How significant a role did rebellion play in creating the poet Ron Silliman? After writing this question down, it seems the argument could be made that rebellion is as emotional as it is technical, in how it may help shape process. But what do you think?

I think that growing up without my father around innoculated me in part from getting too close to older male figures -- that's just an accident of my parents' love life. But reading the work of Pound, of Olson, of Williams (especially in Spring & All, still the best single volume of poetics I've ever read), it was quite clear that all understood a major part of their project was to be able to respond to the world of their time directly, which meant without going through the mediation of their elders. So in a sense I've always felt that I was a "more true" Olsonian, or Poundian, by not writing in imitation of their work than I would have been had I gone about it the other way. I remember, back in 1994 or thereabouts, making a comment at Naropa that anyone who wrote "like me" 50 years hence was not doing what I had been doing. The person at the back of the room who applauded that most loudly was Allen Ginsberg.

At one point I'm convinced you are walking us through Delacroix's paintings, in particular "Ovid in Exile," and "Woman Eaten By a Tiger," and it's a crucial place to be in the poem, a test of memory, your "best pen" making another cameo. But what book is it when you write, "Yet I bought this book / that I already own / and no doubt could buy it again."?

When I bought a couple of book cases last year (or, rather, my wife, disgusted with piles of books everywhere, bought them while I was on the road), I got the unread ones into some kind of alphabetical order for the first time in nearly a decade and found over 40 books that fit that definition, even a few books I'd bought 3 times. I gave most of them to Kelly Writers House for its library.

You write, "Each page, once turned, / can't be reversed, / unread again." These lines for me were the most direct entrance into your title WOUNDWOOD. Although wood can heal from trauma, a scar is formed, always now a part of the whole. Like, once read, what's read is burned into memory, and becomes part of who we are, how we see and smell and react as a whole person, ever gathering these experiences of new pages through which to filter the world. Is this how WOUNDWOOD works for you? Or how?

Yes. Language, like fire, is a unidirectional experience. You cannot unhear what you've heard, unread what you've read. That's why we hate spoilers in our novel & movie reviews. I have a wild cherry tree in my back yard that is maybe 80 feet high -- it doesn't produce edible fruit, but is covered with these wild burls all over its trunk. My neighbors who are woodworkers all tell me that if I ever cut it down, they want it to make tables with it, but I love it where it is.

I'm living these days in something of a faux forest, the sort of suburban effect one gets on the Main Line, with roughly 20 oak trees, some poplars, a crab apple, a dogwood and that cherry tree all on our lot. Lots of raking in autumn as you might imagine, but our home and yard are 10 degrees cooler than the surrounding area come summer.

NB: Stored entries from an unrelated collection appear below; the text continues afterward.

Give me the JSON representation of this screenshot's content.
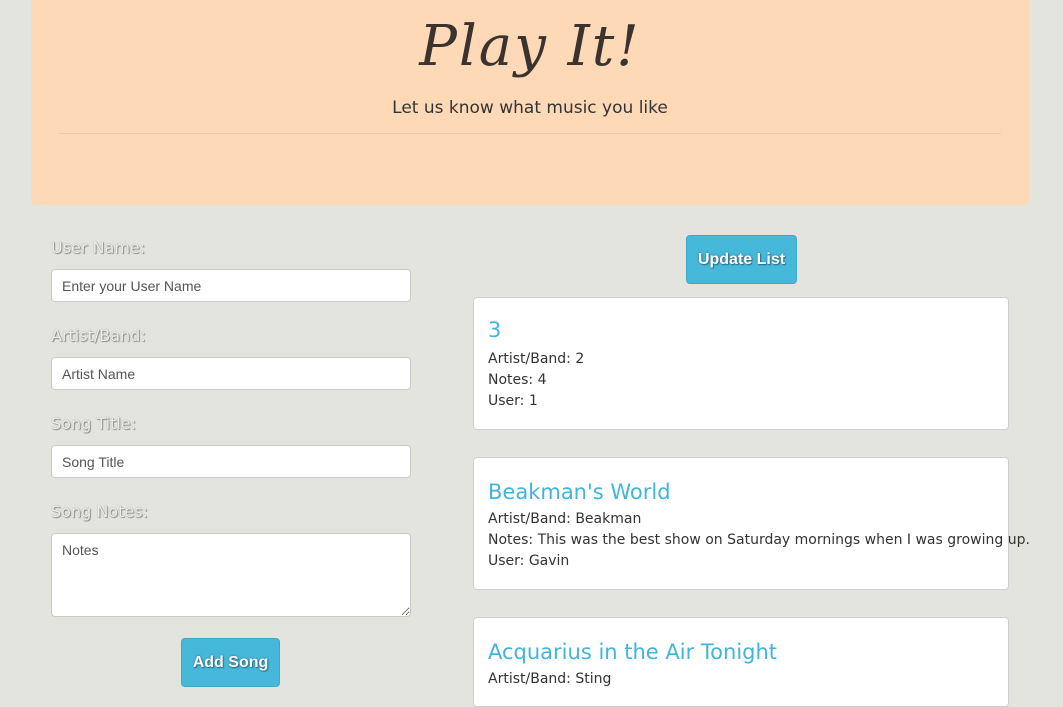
{
  "header": {
    "title": "Play It!",
    "subtitle": "Let us know what music you like"
  },
  "form": {
    "user_label": "User Name:",
    "user_placeholder": "Enter your User Name",
    "artist_label": "Artist/Band:",
    "artist_placeholder": "Artist Name",
    "song_label": "Song Title:",
    "song_placeholder": "Song Title",
    "notes_label": "Song Notes:",
    "notes_placeholder": "Notes",
    "add_button": "Add Song"
  },
  "list": {
    "update_button": "Update List",
    "songs": [
      {
        "title": "3",
        "artist": "Artist/Band: 2",
        "notes": "Notes: 4",
        "user": "User: 1"
      },
      {
        "title": "Beakman's World",
        "artist": "Artist/Band: Beakman",
        "notes": "Notes: This was the best show on Saturday mornings when I was growing up.",
        "user": "User: Gavin"
      },
      {
        "title": "Acquarius in the Air Tonight",
        "artist": "Artist/Band: Sting"
      }
    ]
  },
  "colors": {
    "header_bg": "#fed9b7",
    "page_bg": "#e4e4df",
    "accent": "#46b8da",
    "title_link": "#40b5dc"
  }
}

So it's an important detail -- and after a few years you become very conscious of all these living beings with their own histories, lives, problems. The dogwood has to fight for sun from its spot at the base of one of oaks -- it's really too close. We put a bird feeder up on the dogwood, because we could do so at a distance where the squirrels could not jump to it -- we kept moving it out further & further (I think the neighbors thought I was training the squirrels to fly) until it got beyond their reach. But now the tree has grown and all these spatial relationships have shifted, the squirrels have won.